According to gerontologist and author, Ken Dychtwald, “throughout 99% of human history the average life expectancy worldwide was under 18.” By contrast in the year 2030 all baby boomers will be over 65 and according to the U.S. Census Bureau by 2035 the projected number of seniors over age 65 (78 million) will exceed the number of children under age 18 (76.4 million). This is the first time in US history this will have occurred. According to the Social Security Administration website there were 159.4 covered workers to one Social Security recipients in 1940. In 2013, the last year shown on their website, that ratio was 2.8 workers to one recipient. The combination of falling birth rates and increasing lifespans will cause huge financial strains because fewer workers will be paying into retirement and healthcare benefits system for more retirees. Our public and private pensions are at risk.
And this issue is not exclusive to the United States. For example according to the Wall Street Journal 43% of the national budget of Brazil is consumed by retirement benefits and another 7% by healthcare benefits. These cost unfortunately crowd out payments for such things like education and infrastructure which receive only 3% each. Brazil’s generous government pension system often promises retirees benefits equal to their full salary prior to retirement. Upon death, spouses are typically entitled to their partner’s full pension.

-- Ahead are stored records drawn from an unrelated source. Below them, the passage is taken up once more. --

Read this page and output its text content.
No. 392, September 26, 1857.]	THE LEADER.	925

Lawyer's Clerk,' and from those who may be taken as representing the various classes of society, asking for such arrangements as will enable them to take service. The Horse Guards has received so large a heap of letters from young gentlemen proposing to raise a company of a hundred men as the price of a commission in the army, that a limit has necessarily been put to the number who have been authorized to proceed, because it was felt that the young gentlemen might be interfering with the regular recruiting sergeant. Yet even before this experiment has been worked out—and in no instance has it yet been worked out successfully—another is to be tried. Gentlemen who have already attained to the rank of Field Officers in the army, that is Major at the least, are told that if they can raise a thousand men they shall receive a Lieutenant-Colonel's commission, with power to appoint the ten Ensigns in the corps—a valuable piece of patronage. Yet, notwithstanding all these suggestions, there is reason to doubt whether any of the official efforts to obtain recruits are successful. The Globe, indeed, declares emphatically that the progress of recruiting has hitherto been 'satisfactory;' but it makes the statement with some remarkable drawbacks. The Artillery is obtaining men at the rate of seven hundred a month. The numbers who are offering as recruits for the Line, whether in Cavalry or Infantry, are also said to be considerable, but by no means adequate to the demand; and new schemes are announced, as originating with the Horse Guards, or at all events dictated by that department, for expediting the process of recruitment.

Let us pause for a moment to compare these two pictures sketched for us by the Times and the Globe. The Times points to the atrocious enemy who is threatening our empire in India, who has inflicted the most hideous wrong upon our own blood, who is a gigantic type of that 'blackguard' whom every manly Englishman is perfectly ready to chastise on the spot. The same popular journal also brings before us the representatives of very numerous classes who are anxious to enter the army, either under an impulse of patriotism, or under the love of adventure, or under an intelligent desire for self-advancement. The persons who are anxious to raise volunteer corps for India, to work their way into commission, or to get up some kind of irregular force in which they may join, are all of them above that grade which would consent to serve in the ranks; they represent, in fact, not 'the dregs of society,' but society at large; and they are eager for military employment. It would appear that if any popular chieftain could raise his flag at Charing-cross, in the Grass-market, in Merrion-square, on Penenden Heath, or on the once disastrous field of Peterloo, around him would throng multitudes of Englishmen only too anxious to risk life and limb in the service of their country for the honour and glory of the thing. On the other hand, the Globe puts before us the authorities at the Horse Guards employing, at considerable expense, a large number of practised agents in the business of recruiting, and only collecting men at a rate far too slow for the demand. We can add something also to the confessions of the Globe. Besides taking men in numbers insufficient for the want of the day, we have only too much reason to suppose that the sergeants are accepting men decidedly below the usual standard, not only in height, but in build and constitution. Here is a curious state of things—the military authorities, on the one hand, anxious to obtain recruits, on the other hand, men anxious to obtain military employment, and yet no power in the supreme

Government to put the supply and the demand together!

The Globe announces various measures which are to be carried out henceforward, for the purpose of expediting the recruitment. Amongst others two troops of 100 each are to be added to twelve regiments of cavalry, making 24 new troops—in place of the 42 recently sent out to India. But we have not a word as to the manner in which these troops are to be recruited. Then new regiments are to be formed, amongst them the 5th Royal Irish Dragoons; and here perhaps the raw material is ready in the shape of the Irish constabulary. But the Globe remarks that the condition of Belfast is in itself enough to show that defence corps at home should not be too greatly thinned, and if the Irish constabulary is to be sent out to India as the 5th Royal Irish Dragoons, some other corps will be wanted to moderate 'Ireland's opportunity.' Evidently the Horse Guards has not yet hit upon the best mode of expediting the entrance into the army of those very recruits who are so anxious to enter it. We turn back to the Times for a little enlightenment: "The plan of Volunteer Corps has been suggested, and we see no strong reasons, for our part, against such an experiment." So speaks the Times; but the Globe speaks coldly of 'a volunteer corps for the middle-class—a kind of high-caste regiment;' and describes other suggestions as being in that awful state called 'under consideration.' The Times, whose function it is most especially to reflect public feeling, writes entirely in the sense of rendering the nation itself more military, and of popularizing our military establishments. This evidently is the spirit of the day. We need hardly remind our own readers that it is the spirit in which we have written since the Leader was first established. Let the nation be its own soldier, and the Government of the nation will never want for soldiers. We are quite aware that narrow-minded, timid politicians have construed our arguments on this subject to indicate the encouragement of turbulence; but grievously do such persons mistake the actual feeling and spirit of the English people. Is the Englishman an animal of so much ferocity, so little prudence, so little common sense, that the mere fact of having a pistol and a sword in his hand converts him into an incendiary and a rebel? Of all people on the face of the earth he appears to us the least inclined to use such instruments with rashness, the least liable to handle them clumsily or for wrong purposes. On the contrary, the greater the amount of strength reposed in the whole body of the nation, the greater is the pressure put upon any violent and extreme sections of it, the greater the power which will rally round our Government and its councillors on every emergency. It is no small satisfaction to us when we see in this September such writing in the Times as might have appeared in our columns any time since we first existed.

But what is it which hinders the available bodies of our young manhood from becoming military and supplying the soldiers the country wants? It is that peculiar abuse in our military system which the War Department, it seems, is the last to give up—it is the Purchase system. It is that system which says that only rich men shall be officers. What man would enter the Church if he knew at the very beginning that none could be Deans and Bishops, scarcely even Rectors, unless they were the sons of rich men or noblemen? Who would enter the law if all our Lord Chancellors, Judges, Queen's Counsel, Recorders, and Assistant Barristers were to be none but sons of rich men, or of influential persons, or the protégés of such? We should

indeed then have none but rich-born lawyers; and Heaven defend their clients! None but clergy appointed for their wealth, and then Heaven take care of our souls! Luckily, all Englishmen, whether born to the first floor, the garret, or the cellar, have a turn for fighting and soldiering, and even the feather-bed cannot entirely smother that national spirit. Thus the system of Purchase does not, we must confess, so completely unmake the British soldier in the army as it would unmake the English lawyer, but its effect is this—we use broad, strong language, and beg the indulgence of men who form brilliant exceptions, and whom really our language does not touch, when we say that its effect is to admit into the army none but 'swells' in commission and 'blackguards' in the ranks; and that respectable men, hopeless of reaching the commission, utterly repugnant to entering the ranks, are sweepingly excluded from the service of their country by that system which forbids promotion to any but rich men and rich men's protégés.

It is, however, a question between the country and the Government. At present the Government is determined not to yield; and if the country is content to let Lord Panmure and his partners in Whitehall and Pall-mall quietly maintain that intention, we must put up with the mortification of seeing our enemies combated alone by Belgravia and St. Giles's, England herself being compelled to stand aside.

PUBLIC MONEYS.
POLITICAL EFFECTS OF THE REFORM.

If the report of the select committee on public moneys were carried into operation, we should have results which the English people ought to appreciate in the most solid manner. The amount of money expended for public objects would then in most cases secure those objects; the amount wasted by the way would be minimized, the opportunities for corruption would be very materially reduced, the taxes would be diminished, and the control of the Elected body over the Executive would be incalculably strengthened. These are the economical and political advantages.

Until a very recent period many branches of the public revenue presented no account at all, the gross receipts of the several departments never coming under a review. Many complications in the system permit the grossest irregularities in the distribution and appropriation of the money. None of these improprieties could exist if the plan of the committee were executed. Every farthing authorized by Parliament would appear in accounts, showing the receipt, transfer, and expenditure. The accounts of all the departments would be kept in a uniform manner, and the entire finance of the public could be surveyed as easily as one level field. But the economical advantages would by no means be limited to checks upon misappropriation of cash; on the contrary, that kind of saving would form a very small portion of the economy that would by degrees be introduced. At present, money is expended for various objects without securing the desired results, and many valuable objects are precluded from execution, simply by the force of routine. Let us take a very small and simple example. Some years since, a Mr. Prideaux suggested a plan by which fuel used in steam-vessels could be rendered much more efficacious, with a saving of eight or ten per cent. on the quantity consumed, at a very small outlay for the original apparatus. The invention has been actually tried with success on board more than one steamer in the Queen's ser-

The incentive for young women to marry older men to continue to receive their pensions is now called “the Viagra effect” in Brazil. Please don’t get me started with Japan. They have been suffering from an increasing older population along with a smaller number of younger Japanese workers for years. This has led to a Japanese national debt which is 253% of GDP. Think debt to income. The US is approximately 104% national debt to our GDP. The ratios in both countries continue to rise.
In my opinion some countries would love to export these old people to the US. That’s why the IPOOP tariff should be implemented immediately. Of course we will let the young immigrants into our country without tariffs. Why? These young immigrants will be needed to work in jobs which will not only pay into the Social Security and Medicare systems but also provide needed services for us old people. These will be good American jobs that can’t be done by anyone overseas. No call center employee in India can mow my lawn or shovel snow from my driveway when I can no longer do these jobs. Also when we baby boomers can’t perform the ADLs, activities of daily living, we’ll need young people to help feed us, bathe us, help us in and out of the tub and the toilet, etc. I for one know I will need help from someone to remind me where I left my glasses and hearing aids.
In summary, the IPOOP tariffs solve the immigration problem, increase American jobs and relieves the financial and social strain associated with our aging population.
I would now like to thank the fantastic team of people I work with at New England Capital. I know they will be working harder this coming year while I am out of the office. First I expect to be in Washington DC to get the IPOOP tariffs through Congress and signed by the President. Obviously a nationwide speaking tour and the obligatory talk show circuit will follow. Finally a trip to Norway will be necessary to pick up my Nobel Prize in Economics.